Thursday, February 14, 2008
Little girls are raised on fairy tales, princesses, and the perfect prince. We play with dolls to act out our future wedding days. We create our own versions of a perfect world, of life with home, husband, and children. No matter how logical a girl might grow up to be, she still believes in her "happily ever after".
Fairy tales do not tell children that the "happily ever after" takes hard work, commitment, and communication. That it takes mutual respect, trust, and love. It does not occur to children, that the "happily ever after" is not something that is given to a couple after the "I do's", but something that is earned years later.
My life has certainly not unfolded according to the script my dolls would act out. The reason why is simply because, there are some things even children do not dare to dream. I did not have the ability to image the life, the experiences , or the fortune that I have had. Simply put, the life I have is beyond my dreams.
The main reason my life has become what it is, is because of my husband. Ben does not just love me, he cherishes me. I know that in any situation, he will always put me first. He never yells, he is never judgmental. He is always considerate, and understanding. He can tell what I am thinking by the way I move my toes. When we get mad at each other, we calm down and talk it out. We have never had a fight. He knows how to make me smile, he knows how to make me laugh. He knows what I need, and always provides it for me.
He encourages me to try things I am afraid of. If I can not do it on my own, I know will be there holding my hand, trying it with me. It is because of Ben that I realized how strong and self reliant I am. That the word is not a scary place, and that I am safe in it.

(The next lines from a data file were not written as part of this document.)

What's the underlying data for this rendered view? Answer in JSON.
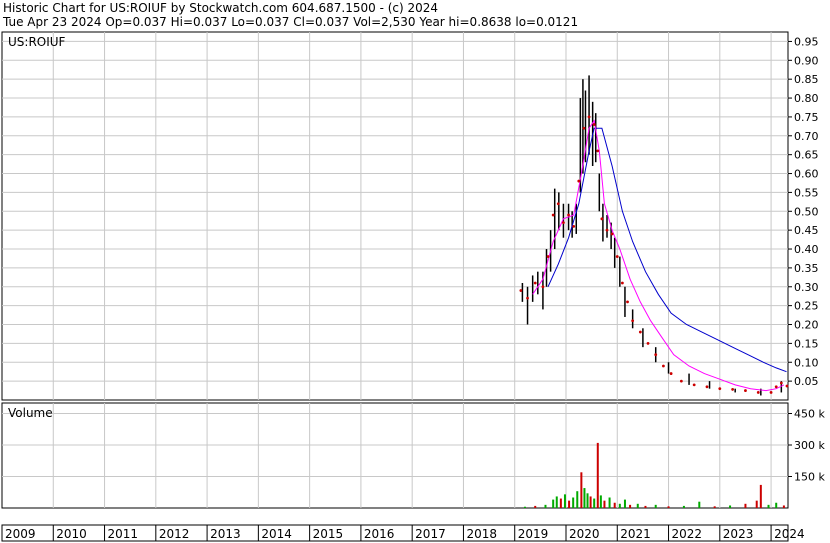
{
  "header": {
    "line1": "Historic Chart for US:ROIUF by Stockwatch.com 604.687.1500 - (c) 2024",
    "line2": "Tue Apr 23 2024   Op=0.037   Hi=0.037   Lo=0.037   Cl=0.037   Vol=2,530   Year hi=0.8638   lo=0.0121"
  },
  "chart_data": [
    {
      "type": "line",
      "title": "US:ROIUF",
      "ylim": [
        0,
        0.975
      ],
      "y_ticks": [
        {
          "v": 0.05,
          "label": "0.05"
        },
        {
          "v": 0.1,
          "label": "0.10"
        },
        {
          "v": 0.15,
          "label": "0.15"
        },
        {
          "v": 0.2,
          "label": "0.20"
        },
        {
          "v": 0.25,
          "label": "0.25"
        },
        {
          "v": 0.3,
          "label": "0.30"
        },
        {
          "v": 0.35,
          "label": "0.35"
        },
        {
          "v": 0.4,
          "label": "0.40"
        },
        {
          "v": 0.45,
          "label": "0.45"
        },
        {
          "v": 0.5,
          "label": "0.50"
        },
        {
          "v": 0.55,
          "label": "0.55"
        },
        {
          "v": 0.6,
          "label": "0.60"
        },
        {
          "v": 0.65,
          "label": "0.65"
        },
        {
          "v": 0.7,
          "label": "0.70"
        },
        {
          "v": 0.75,
          "label": "0.75"
        },
        {
          "v": 0.8,
          "label": "0.80"
        },
        {
          "v": 0.85,
          "label": "0.85"
        },
        {
          "v": 0.9,
          "label": "0.90"
        },
        {
          "v": 0.95,
          "label": "0.95"
        }
      ],
      "grid": true,
      "colors": {
        "price_bar": "#000000",
        "close_dot": "#cc0000",
        "ma_short": "#ff00ff",
        "ma_long": "#0000cc"
      },
      "price_bars": [
        {
          "x": 2019.15,
          "lo": 0.26,
          "hi": 0.31
        },
        {
          "x": 2019.25,
          "lo": 0.2,
          "hi": 0.3
        },
        {
          "x": 2019.35,
          "lo": 0.26,
          "hi": 0.33
        },
        {
          "x": 2019.45,
          "lo": 0.28,
          "hi": 0.34
        },
        {
          "x": 2019.55,
          "lo": 0.24,
          "hi": 0.34
        },
        {
          "x": 2019.62,
          "lo": 0.3,
          "hi": 0.4
        },
        {
          "x": 2019.7,
          "lo": 0.34,
          "hi": 0.45
        },
        {
          "x": 2019.78,
          "lo": 0.4,
          "hi": 0.56
        },
        {
          "x": 2019.86,
          "lo": 0.45,
          "hi": 0.55
        },
        {
          "x": 2019.95,
          "lo": 0.43,
          "hi": 0.52
        },
        {
          "x": 2020.05,
          "lo": 0.45,
          "hi": 0.52
        },
        {
          "x": 2020.12,
          "lo": 0.43,
          "hi": 0.5
        },
        {
          "x": 2020.2,
          "lo": 0.44,
          "hi": 0.52
        },
        {
          "x": 2020.28,
          "lo": 0.55,
          "hi": 0.8
        },
        {
          "x": 2020.33,
          "lo": 0.6,
          "hi": 0.85
        },
        {
          "x": 2020.38,
          "lo": 0.63,
          "hi": 0.82
        },
        {
          "x": 2020.45,
          "lo": 0.65,
          "hi": 0.86
        },
        {
          "x": 2020.52,
          "lo": 0.62,
          "hi": 0.79
        },
        {
          "x": 2020.58,
          "lo": 0.63,
          "hi": 0.76
        },
        {
          "x": 2020.65,
          "lo": 0.5,
          "hi": 0.6
        },
        {
          "x": 2020.72,
          "lo": 0.42,
          "hi": 0.52
        },
        {
          "x": 2020.8,
          "lo": 0.43,
          "hi": 0.49
        },
        {
          "x": 2020.88,
          "lo": 0.4,
          "hi": 0.47
        },
        {
          "x": 2020.95,
          "lo": 0.35,
          "hi": 0.43
        },
        {
          "x": 2021.05,
          "lo": 0.3,
          "hi": 0.38
        },
        {
          "x": 2021.15,
          "lo": 0.22,
          "hi": 0.3
        },
        {
          "x": 2021.3,
          "lo": 0.19,
          "hi": 0.24
        },
        {
          "x": 2021.5,
          "lo": 0.14,
          "hi": 0.19
        },
        {
          "x": 2021.75,
          "lo": 0.1,
          "hi": 0.14
        },
        {
          "x": 2022.0,
          "lo": 0.07,
          "hi": 0.1
        },
        {
          "x": 2022.4,
          "lo": 0.04,
          "hi": 0.07
        },
        {
          "x": 2022.8,
          "lo": 0.03,
          "hi": 0.05
        },
        {
          "x": 2023.3,
          "lo": 0.02,
          "hi": 0.03
        },
        {
          "x": 2023.8,
          "lo": 0.012,
          "hi": 0.03
        },
        {
          "x": 2024.2,
          "lo": 0.02,
          "hi": 0.05
        }
      ],
      "close_series": {
        "x": [
          2019.12,
          2019.25,
          2019.4,
          2019.55,
          2019.65,
          2019.75,
          2019.85,
          2019.95,
          2020.05,
          2020.15,
          2020.25,
          2020.35,
          2020.45,
          2020.55,
          2020.62,
          2020.7,
          2020.8,
          2020.9,
          2021.0,
          2021.1,
          2021.2,
          2021.3,
          2021.45,
          2021.6,
          2021.75,
          2021.9,
          2022.05,
          2022.25,
          2022.5,
          2022.75,
          2023.0,
          2023.25,
          2023.5,
          2023.75,
          2024.0,
          2024.1,
          2024.2,
          2024.31
        ],
        "y": [
          0.29,
          0.27,
          0.31,
          0.3,
          0.38,
          0.49,
          0.52,
          0.47,
          0.49,
          0.46,
          0.58,
          0.72,
          0.75,
          0.73,
          0.66,
          0.48,
          0.45,
          0.44,
          0.38,
          0.31,
          0.26,
          0.21,
          0.18,
          0.15,
          0.12,
          0.09,
          0.07,
          0.05,
          0.04,
          0.035,
          0.03,
          0.028,
          0.025,
          0.02,
          0.02,
          0.035,
          0.045,
          0.037
        ]
      },
      "ma_short": {
        "x": [
          2019.35,
          2019.55,
          2019.75,
          2019.95,
          2020.15,
          2020.3,
          2020.45,
          2020.55,
          2020.65,
          2020.75,
          2020.9,
          2021.05,
          2021.25,
          2021.45,
          2021.65,
          2021.85,
          2022.1,
          2022.4,
          2022.7,
          2023.0,
          2023.3,
          2023.6,
          2023.9,
          2024.1,
          2024.25
        ],
        "y": [
          0.28,
          0.32,
          0.42,
          0.48,
          0.49,
          0.6,
          0.72,
          0.74,
          0.66,
          0.52,
          0.45,
          0.4,
          0.32,
          0.26,
          0.21,
          0.17,
          0.12,
          0.09,
          0.07,
          0.055,
          0.04,
          0.03,
          0.025,
          0.03,
          0.04
        ]
      },
      "ma_long": {
        "x": [
          2019.65,
          2019.85,
          2020.05,
          2020.25,
          2020.45,
          2020.55,
          2020.7,
          2020.9,
          2021.1,
          2021.3,
          2021.55,
          2021.8,
          2022.05,
          2022.35,
          2022.65,
          2022.95,
          2023.25,
          2023.55,
          2023.85,
          2024.1,
          2024.3
        ],
        "y": [
          0.3,
          0.36,
          0.43,
          0.52,
          0.66,
          0.72,
          0.72,
          0.62,
          0.5,
          0.42,
          0.34,
          0.28,
          0.23,
          0.2,
          0.18,
          0.16,
          0.14,
          0.12,
          0.1,
          0.085,
          0.075
        ]
      }
    },
    {
      "type": "bar",
      "title": "Volume",
      "ylim": [
        0,
        500000
      ],
      "y_ticks": [
        {
          "v": 150000,
          "label": "150 k"
        },
        {
          "v": 300000,
          "label": "300 k"
        },
        {
          "v": 450000,
          "label": "450 k"
        }
      ],
      "grid": true,
      "colors": {
        "up": "#00aa00",
        "down": "#cc0000"
      },
      "bars": [
        {
          "x": 2019.2,
          "v": 6000,
          "c": "up"
        },
        {
          "x": 2019.4,
          "v": 10000,
          "c": "down"
        },
        {
          "x": 2019.6,
          "v": 15000,
          "c": "up"
        },
        {
          "x": 2019.75,
          "v": 40000,
          "c": "up"
        },
        {
          "x": 2019.82,
          "v": 55000,
          "c": "up"
        },
        {
          "x": 2019.9,
          "v": 45000,
          "c": "down"
        },
        {
          "x": 2019.98,
          "v": 65000,
          "c": "up"
        },
        {
          "x": 2020.06,
          "v": 35000,
          "c": "down"
        },
        {
          "x": 2020.14,
          "v": 50000,
          "c": "up"
        },
        {
          "x": 2020.22,
          "v": 80000,
          "c": "up"
        },
        {
          "x": 2020.3,
          "v": 170000,
          "c": "down"
        },
        {
          "x": 2020.36,
          "v": 95000,
          "c": "up"
        },
        {
          "x": 2020.42,
          "v": 70000,
          "c": "up"
        },
        {
          "x": 2020.48,
          "v": 55000,
          "c": "down"
        },
        {
          "x": 2020.55,
          "v": 45000,
          "c": "up"
        },
        {
          "x": 2020.62,
          "v": 310000,
          "c": "down"
        },
        {
          "x": 2020.68,
          "v": 60000,
          "c": "up"
        },
        {
          "x": 2020.75,
          "v": 35000,
          "c": "down"
        },
        {
          "x": 2020.85,
          "v": 50000,
          "c": "up"
        },
        {
          "x": 2020.95,
          "v": 25000,
          "c": "down"
        },
        {
          "x": 2021.05,
          "v": 20000,
          "c": "up"
        },
        {
          "x": 2021.15,
          "v": 40000,
          "c": "up"
        },
        {
          "x": 2021.25,
          "v": 15000,
          "c": "down"
        },
        {
          "x": 2021.4,
          "v": 20000,
          "c": "up"
        },
        {
          "x": 2021.55,
          "v": 10000,
          "c": "down"
        },
        {
          "x": 2021.75,
          "v": 15000,
          "c": "up"
        },
        {
          "x": 2022.0,
          "v": 8000,
          "c": "down"
        },
        {
          "x": 2022.3,
          "v": 10000,
          "c": "up"
        },
        {
          "x": 2022.6,
          "v": 30000,
          "c": "up"
        },
        {
          "x": 2022.9,
          "v": 8000,
          "c": "down"
        },
        {
          "x": 2023.2,
          "v": 12000,
          "c": "up"
        },
        {
          "x": 2023.5,
          "v": 20000,
          "c": "down"
        },
        {
          "x": 2023.72,
          "v": 35000,
          "c": "down"
        },
        {
          "x": 2023.8,
          "v": 110000,
          "c": "down"
        },
        {
          "x": 2023.95,
          "v": 15000,
          "c": "up"
        },
        {
          "x": 2024.1,
          "v": 25000,
          "c": "up"
        },
        {
          "x": 2024.25,
          "v": 12000,
          "c": "down"
        }
      ]
    }
  ],
  "x_axis": {
    "xlim": [
      2009,
      2024.33
    ],
    "years": [
      "2009",
      "2010",
      "2011",
      "2012",
      "2013",
      "2014",
      "2015",
      "2016",
      "2017",
      "2018",
      "2019",
      "2020",
      "2021",
      "2022",
      "2023",
      "2024"
    ]
  }
}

It will be years before the status of my "happily ever after" is known. Until then, I can fall asleep each night in the arms of my handsome prince.
Saturday, February 02, 2008
Walking on Ice;
Around Oslo, there are no laws about shoveling the sidewalks of homes or businesses. Instead gravel is laid on top of the ice. This is usually enough to keep people from slipping, but as the gravel is walked on, it becomes sparse in some spots. This leave large sections of black, or thick ice free to be slipped on. The answer to this? People know how to walk on ice with out slipping.
I have learned this skill, but every now and then I hit some black ice, or the ice is on a slope, or I am just not paying attention, and I slip. Very few times have I fallen to the ground, and I have never been hurt more then a bruise. I do get nervous when I am not walking alone. Most of the guys at Trolltech walk very fast, and I worry about trying to keep up with them and falling on ice. So the other day I bought some "ice shoes" (I am just calling them that. It is not their proper name).
My "ice shoes" are rubber skeletons that are pulled around and under my own shoes. They have a thin metal coil that surrounds the rubber beneath the shoe. The metal coils grab the ice as I walk on it, and prevents slipping. You can even run on ice wearing them. A draw back is that they are very hard to walk with on tile or very smooth floors, however they are very easy to remove.
Even though these "shoes" are meant for the elderly, and hikers, I find them very useful and fun to use.